Неподалеку, соперничая с Кокбаем, озоровал другой, рыжеватый молодой парень по имени Жансеит, то есть Милый Сеит. Он потешался над купцами.
- Теперь не стану платить за табак. Возьму табак и так. Отберу.
Его окликали любовно-насмешливо:
- Жансеит, а Жансеит! Как это ты отберешь? А он обидится - купчина. Почитай, мы с ним приятели давние...
- То-то что давние. Я этих приятелей еще в животе у матери обещал обидеть!
Такое обещание шумно одобрили.
- Жансеит, а Жансеит! А как ты их обидишь? Какого купца ты больше любишь - ташкентского или казанского?
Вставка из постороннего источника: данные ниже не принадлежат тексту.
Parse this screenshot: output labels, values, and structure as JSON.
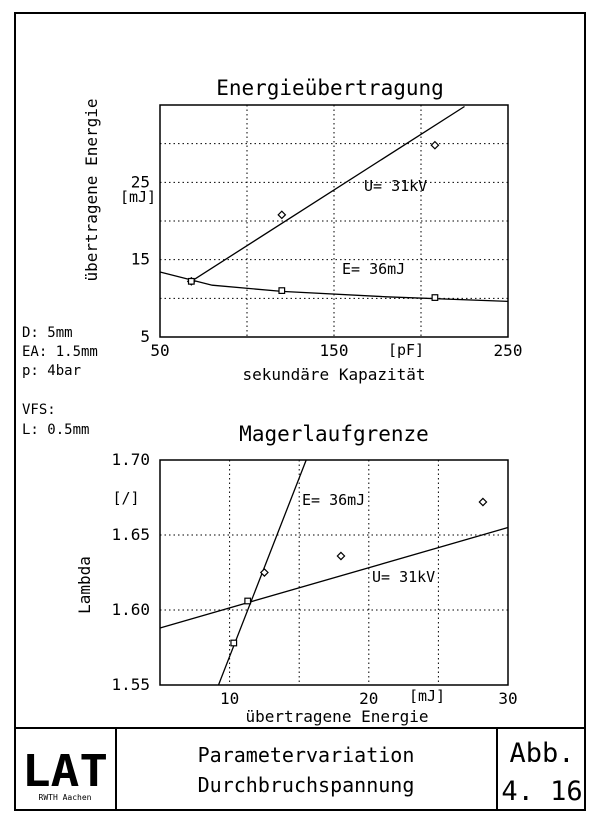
{
  "params": {
    "d": "D: 5mm",
    "ea": "EA: 1.5mm",
    "p": "p: 4bar",
    "vfs": "VFS:",
    "l": "L: 0.5mm"
  },
  "footer": {
    "logo_text": "LAT",
    "logo_sub": "RWTH Aachen",
    "title_line1": "Parametervariation",
    "title_line2": "Durchbruchspannung",
    "fig_label": "Abb.",
    "fig_number": "4. 16"
  },
  "chart_data": [
    {
      "type": "line",
      "title": "Energieübertragung",
      "xlabel": "sekundäre Kapazität",
      "ylabel": "übertragene Energie",
      "x_unit": "[pF]",
      "y_unit": "[mJ]",
      "xlim": [
        50,
        250
      ],
      "ylim": [
        5,
        35
      ],
      "x_ticks": [
        50,
        150,
        250
      ],
      "y_ticks": [
        5,
        15,
        25
      ],
      "grid": true,
      "series": [
        {
          "name": "U= 31kV",
          "points": [
            [
              68,
              12.2
            ],
            [
              120,
              20.8
            ],
            [
              208,
              29.8
            ]
          ],
          "fit": [
            [
              68,
              12.2
            ],
            [
              225,
              34.8
            ]
          ]
        },
        {
          "name": "E= 36mJ",
          "points": [
            [
              68,
              12.2
            ],
            [
              120,
              11.0
            ],
            [
              208,
              10.1
            ]
          ],
          "fit": [
            [
              50,
              13.4
            ],
            [
              80,
              11.7
            ],
            [
              120,
              10.9
            ],
            [
              180,
              10.2
            ],
            [
              250,
              9.6
            ]
          ]
        }
      ],
      "series_labels": [
        "U= 31kV",
        "E= 36mJ"
      ]
    },
    {
      "type": "scatter",
      "title": "Magerlaufgrenze",
      "xlabel": "übertragene Energie",
      "ylabel": "Lambda",
      "x_unit": "[mJ]",
      "y_unit": "[/]",
      "xlim": [
        5,
        30
      ],
      "ylim": [
        1.55,
        1.7
      ],
      "x_ticks": [
        10,
        20,
        30
      ],
      "y_ticks": [
        1.55,
        1.6,
        1.65,
        1.7
      ],
      "grid": true,
      "series": [
        {
          "name": "E= 36mJ",
          "points": [
            [
              10.3,
              1.578
            ],
            [
              11.3,
              1.606
            ]
          ],
          "fit": [
            [
              9.2,
              1.55
            ],
            [
              15.5,
              1.7
            ]
          ]
        },
        {
          "name": "U= 31kV",
          "points": [
            [
              12.5,
              1.625
            ],
            [
              18.0,
              1.636
            ],
            [
              28.2,
              1.672
            ]
          ],
          "fit": [
            [
              5,
              1.588
            ],
            [
              30,
              1.655
            ]
          ]
        }
      ],
      "series_labels": [
        "E= 36mJ",
        "U= 31kV"
      ]
    }
  ]
}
Рыжеватый хрипло прокашлялся.
- Ташкентского не трону. Потому что нужны манты. Без них я скучный. Скажу: сиди тут, вари свои манты. Ослушаешься - бороду сожгу.
- А казанского?
- Казанскому скажу: у тебя глаза зеленые, нос острый. Ты мне бесполезный. Останешься без царской службы - придется тебе кочевать, а ты купец, какой из тебя толк? Иди-ка ты к своим господам прислуживать, как привык! И залейся ты хоть маслом - тебя не возьму. Вот что скажу. Огрею разок плетью и прогоню.
Опять смех.
- Жансеит, а Жансеит! А что ты сделаешь с ихними бабами?
- Какими еще бабами?
- Ну, к примеру, с этой... толстухой... господина пристава?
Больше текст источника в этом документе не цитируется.